Fa paura la scarsa igiene, il contatto con la saliva e l’urina di una persona con HIV e due detenuti su tre sono convinti che le zanzare trasmettano l’HIV. Invece sono sottostimati i rischi legati ad eventuali risse ed il possibile contagio scambiando spazzolini e rasoi.

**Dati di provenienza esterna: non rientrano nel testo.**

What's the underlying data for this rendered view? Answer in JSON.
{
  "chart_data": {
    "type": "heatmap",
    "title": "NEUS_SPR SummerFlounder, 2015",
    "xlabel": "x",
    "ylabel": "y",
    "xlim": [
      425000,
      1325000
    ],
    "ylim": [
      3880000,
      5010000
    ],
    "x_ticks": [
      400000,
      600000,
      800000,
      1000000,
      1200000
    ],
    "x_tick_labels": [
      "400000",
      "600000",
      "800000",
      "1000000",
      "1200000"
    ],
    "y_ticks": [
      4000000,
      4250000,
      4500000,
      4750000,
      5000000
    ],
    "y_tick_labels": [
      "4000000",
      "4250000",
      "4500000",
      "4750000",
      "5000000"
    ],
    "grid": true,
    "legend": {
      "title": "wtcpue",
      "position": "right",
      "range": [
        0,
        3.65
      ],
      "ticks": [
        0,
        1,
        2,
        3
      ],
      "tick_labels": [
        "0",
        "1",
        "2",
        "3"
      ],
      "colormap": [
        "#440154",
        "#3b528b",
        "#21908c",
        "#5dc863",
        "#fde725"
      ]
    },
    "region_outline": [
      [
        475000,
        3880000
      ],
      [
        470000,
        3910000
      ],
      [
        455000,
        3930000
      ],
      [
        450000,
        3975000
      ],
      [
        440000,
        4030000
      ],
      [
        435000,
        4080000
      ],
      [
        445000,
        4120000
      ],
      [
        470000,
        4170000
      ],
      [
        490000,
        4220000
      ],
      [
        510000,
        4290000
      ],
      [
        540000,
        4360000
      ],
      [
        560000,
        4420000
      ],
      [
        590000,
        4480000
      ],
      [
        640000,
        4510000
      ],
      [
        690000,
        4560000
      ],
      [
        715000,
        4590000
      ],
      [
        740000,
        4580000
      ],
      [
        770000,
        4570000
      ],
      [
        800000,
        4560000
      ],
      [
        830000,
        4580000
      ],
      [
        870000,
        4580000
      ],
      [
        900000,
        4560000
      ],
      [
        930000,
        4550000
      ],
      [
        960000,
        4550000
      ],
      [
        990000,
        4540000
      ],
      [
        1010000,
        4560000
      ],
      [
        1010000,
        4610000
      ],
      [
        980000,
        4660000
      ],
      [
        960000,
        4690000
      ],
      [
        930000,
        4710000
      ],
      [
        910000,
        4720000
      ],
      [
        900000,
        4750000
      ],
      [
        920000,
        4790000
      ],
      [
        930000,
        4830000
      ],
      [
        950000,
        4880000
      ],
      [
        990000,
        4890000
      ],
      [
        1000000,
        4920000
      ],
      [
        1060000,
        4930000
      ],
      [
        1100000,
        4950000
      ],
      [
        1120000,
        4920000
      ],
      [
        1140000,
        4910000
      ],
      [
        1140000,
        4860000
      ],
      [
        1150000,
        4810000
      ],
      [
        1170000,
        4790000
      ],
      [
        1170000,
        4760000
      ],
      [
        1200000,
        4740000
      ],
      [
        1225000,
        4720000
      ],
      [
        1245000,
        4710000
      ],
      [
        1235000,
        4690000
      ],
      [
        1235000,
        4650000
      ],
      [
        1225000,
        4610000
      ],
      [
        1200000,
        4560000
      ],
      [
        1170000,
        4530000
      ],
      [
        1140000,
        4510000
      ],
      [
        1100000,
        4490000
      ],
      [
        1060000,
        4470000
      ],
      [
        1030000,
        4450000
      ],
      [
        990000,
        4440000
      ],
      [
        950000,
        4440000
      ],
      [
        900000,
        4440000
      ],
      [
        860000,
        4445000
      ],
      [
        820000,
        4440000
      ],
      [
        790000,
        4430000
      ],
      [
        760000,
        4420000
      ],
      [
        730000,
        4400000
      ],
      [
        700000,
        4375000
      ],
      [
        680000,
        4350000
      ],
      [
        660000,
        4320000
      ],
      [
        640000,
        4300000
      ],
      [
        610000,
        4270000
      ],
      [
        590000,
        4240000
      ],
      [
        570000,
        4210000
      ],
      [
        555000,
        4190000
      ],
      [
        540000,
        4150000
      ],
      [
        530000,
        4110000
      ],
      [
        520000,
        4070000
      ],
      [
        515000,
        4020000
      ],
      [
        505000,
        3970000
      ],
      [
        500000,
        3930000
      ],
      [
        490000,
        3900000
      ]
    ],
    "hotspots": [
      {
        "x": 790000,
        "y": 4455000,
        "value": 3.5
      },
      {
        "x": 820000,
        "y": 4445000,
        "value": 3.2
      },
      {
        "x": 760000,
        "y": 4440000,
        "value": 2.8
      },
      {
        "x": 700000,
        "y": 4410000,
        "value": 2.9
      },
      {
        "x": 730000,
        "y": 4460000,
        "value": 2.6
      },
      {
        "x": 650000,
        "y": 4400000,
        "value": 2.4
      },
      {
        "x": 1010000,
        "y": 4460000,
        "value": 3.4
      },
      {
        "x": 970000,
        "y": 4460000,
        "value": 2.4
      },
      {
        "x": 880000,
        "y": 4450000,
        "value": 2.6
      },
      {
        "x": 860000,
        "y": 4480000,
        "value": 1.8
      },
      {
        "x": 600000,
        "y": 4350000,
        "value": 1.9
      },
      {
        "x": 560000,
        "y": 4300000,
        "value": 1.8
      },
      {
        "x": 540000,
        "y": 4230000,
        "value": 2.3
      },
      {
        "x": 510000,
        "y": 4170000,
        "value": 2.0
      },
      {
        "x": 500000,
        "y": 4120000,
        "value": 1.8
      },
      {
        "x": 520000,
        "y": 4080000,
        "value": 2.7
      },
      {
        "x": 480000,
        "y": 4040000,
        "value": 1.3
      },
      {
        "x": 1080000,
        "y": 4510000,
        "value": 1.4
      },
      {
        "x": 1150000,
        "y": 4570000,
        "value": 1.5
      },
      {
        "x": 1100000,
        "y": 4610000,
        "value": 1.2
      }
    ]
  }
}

Il dato più allarmante è che un detenuto su tre afferma che non assumerebbe la terapia se scoprisse di avere l’HIV. Questo l'esito del progetto di Nps Italia Onlus, Università Ca’ Foscari di Venezia, SIMSPe
Il video “Detenuti, ma liberi dall’HIV” racconta l’esperienza del progetto Flew (Liberi di star bene in prigione con l’HIV) attraverso le voci dei protagonisti che hanno partecipato alle azioni di educazione e prevenzione all’HIV e di lotta alla discriminazione delle persone con HIV detenute. Il video è’ stato presentato durante la 22°conferenza internazionale sull’Aids ad Amsterdam in una delle sessioni organizzate da EATG dal titolo “Prison Health and Beyond”.
Per la prima volta in Italia all’interno di 10 strutture penitenziarie è stato possibile introdurre, grazie al lavoro del Simpsee, i test rapidi capillari per l’HIV che sono stati ben accolti anche dalla polizia penitenziaria e non solo dai detenuti. Sia i Direttori delle strutture penitenziarie sia il dirigenti delle Polizia Penitenziaria sono stati coinvolti in ogni fase al fine di favorire la completezza delle azioni.
L’azione centrale dei Peer education è stata affidata a due ex detenuti con HIV, attivisti di Nps Italia onlus che hanno saputo stabilire un dialogo orizzontale con i detenuti insieme a una supervisione di attività di ricerca coordinata dall’università Ca’ Foscari che ha evidenziato che l’HIV nelle carceri fa paura, ma per i motivi sbagliati.
Fa paura la scarsa igiene, il contatto con la saliva e l’urina di una persona con HIV e due detenuti su tre sono convinti che le zanzare trasmettano l’HIV. Gli agenti di Polizia Penitenziaria sono preoccupati dallo sputo che riferiscono essere una forma comune di ribellione da parte di alcuni detenuti. Tutti timori derivano da credenze sbagliate, ma che creano paure e possibile emarginazione dei detenuti con HIV.
Invece sono sottostimati i rischi legati ad eventuali risse tra detenuti, considerate innocue da metà degli intervistati mentre costituiscono un pericolo reale perché la fuoriuscita di sangue è in questi casi la norma. Anche il rischio di possibile contagio scambiando spazzolini e rasoi è molto sottovalutato. Ma il dato più allarmante è che un detenuto su tre afferma che non assumerebbe la terapia se scoprisse di avere l’HIV. E’ un dato preoccupante e incomprensibile considerando che le terapie oggi disponibili sono molto efficaci e consentono di condurre una vita pressoché “normale”. Ma un detenuto che non crede nella terapia non avrà probabilmente motivazione a fare il test per l’HIV e lo terrà nascosto se scoprisse di averlo.
I risultati della ricerca sono un vero patrimonio per comprendere quali interventi devono essere fatti per una prevenzione e una lotta sempre più efficaci all’HIV nei penitenziari italiani. L’importanza del progetto è stata da ultimo riconosciuta a livello europeo e inserita com best practice delle ultime linee guida “Active-case-finding-communicable-diseases-in-prisons”.